現れたのは、汚れた着物を纏い、草履を履き、農具を担いだ二人の男たちだった。日焼けした肌と、伸びっぱなしの髭。本物の戦国農民だ。
「あ……あの!」
梓は立ち上がり、慎重に言葉を選びながら尋ねた。
「すみません、ここ……ここは、何という国ですか?」
農民二人は顔を見合わせ、奇妙な洋服を着た梓を訝しげに見ながら答えた。
「何だお前、旅の者か? へてから変な格好しとるな……ここは『尾張国』だ」
「尾張……!」
梓の脳内データベースが高速で検索を開始する。
「今の……今の領主様はどなたですか!?」
「領主? ああ、織田の『上総介(信長)』様だが……お前、そんなことも知らんで歩いておるのか?」
確定した。
尾張。そして領主は織田信長。
年代はおそらく、信長が家督を継いで間もない、あるいは桶狭間の戦いの前後あたりだろう。
「……ふっ」
「え?」
農民たちが引いた。
絶望的な状況であるはずだった。身寄りもなく、言葉も微妙に通じず、いつ野盗に襲われて殺されるかもわからない戦国時代。
しかし、望月梓の口元には、不敵な笑みが浮かんでいた。
血が沸き立つような熱情が、胸の奥底から込み上げてくる。
(本物だ……本物の戦国時代! そして、織田信長がいる時代!)
普通なら恐怖で泣き出す場面だ。しかし彼女は、筋金入りの歴史オタクであり、百戦錬磨の証券アナリストだった。
【マスター。生存および目的達成のための最適ルートを提案します】
視界のAI『アイリス』が画面を更新した。
【提案:『経済覇権ルート』】
画面に、尾張国の推定米収穫量、鉄の生産能力、主な街道と港湾(津島・熱田)の物流データがグラフ化されて表示される。
【戦国時代における覇権の源泉は『武力』ではなく『経済力』です。現代の金融理論およびChronoShopを駆使し、資金・産業・信用を支配する計画を推奨します】
「言われなくても、そのつもりよ」
梓はフッと鼻で笑い、乱れた髪をかき上げた。
「武力で天下を取るなんて、筋肉ダルマの発想だわ。私はアナリスト……金を生み出し、市場をコントロールするプロよ。この時代には銀行も、株式市場も、複式簿記すら存在しない。だったら――」
梓は澄み渡る尾張の空を見上げ、力強く言い放った。
「作ればいい。この戦国日本に、私主導の『株式会社国家』をね!」
ターゲットは定まった。
まずは一文無しの状態から脱出し、初期資金を作る。
次に産業を起こし、物流を握る。
そして最終的には、織田信長、豊臣秀吉、徳川家康といった三英傑たちを『出資者(株主)』兼『事業パートナー』として巻き込み、この日本を欧米列強に負けない世界最強の経済国家へと昇華させる。
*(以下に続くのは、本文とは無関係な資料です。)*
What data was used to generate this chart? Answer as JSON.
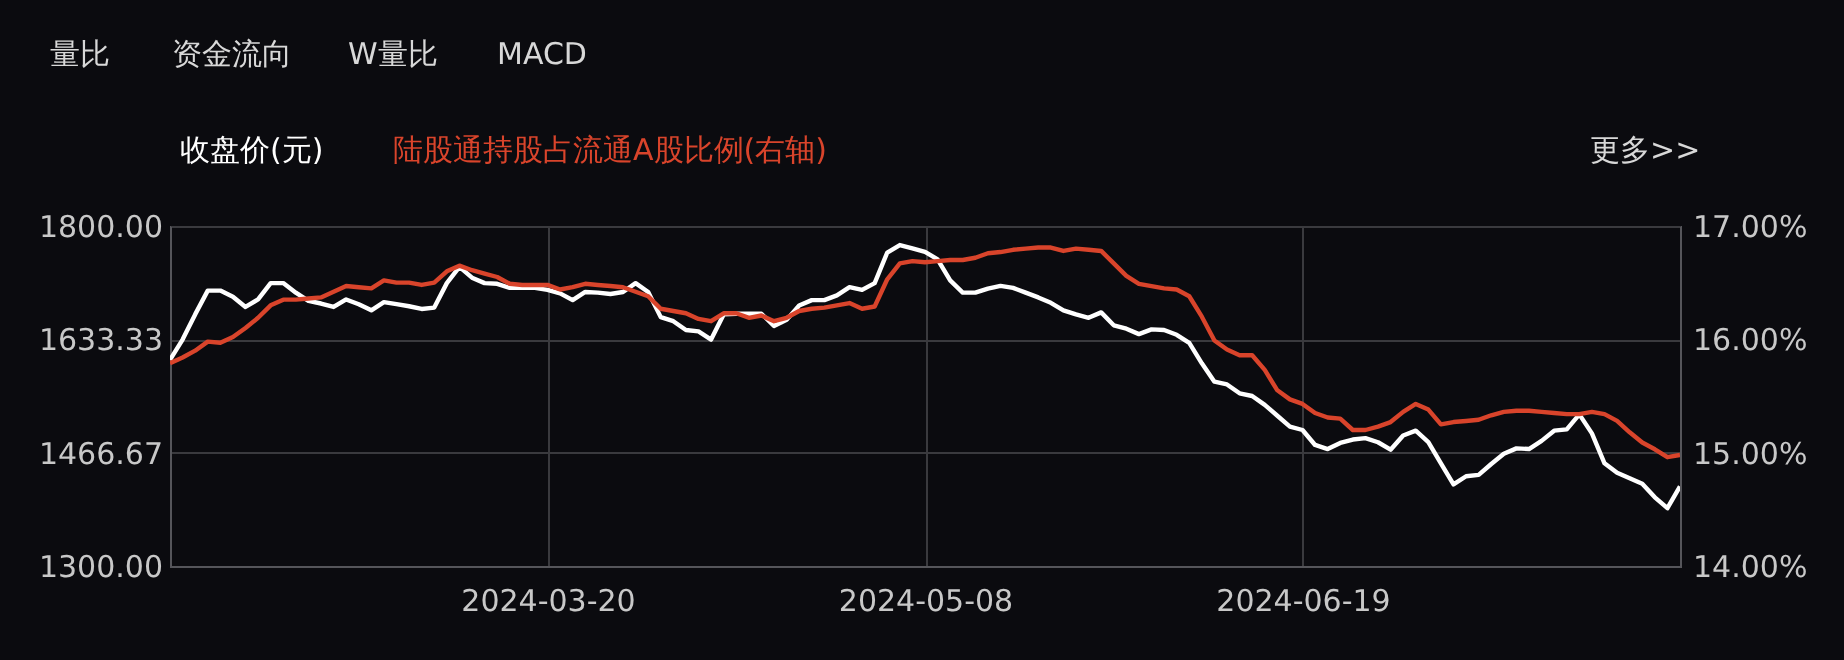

「見ていなさい、戦国時代。私の『市場予測』からは、誰も逃げられないんだから!」
スーツのジャケットを羽織り直し、メガネの奥の瞳をギラリと光らせて、望月梓は一歩を踏み出した。
歴史の教科書には載っていない、資本主義による天下統一の物語が、今ここから始まろうとしていた。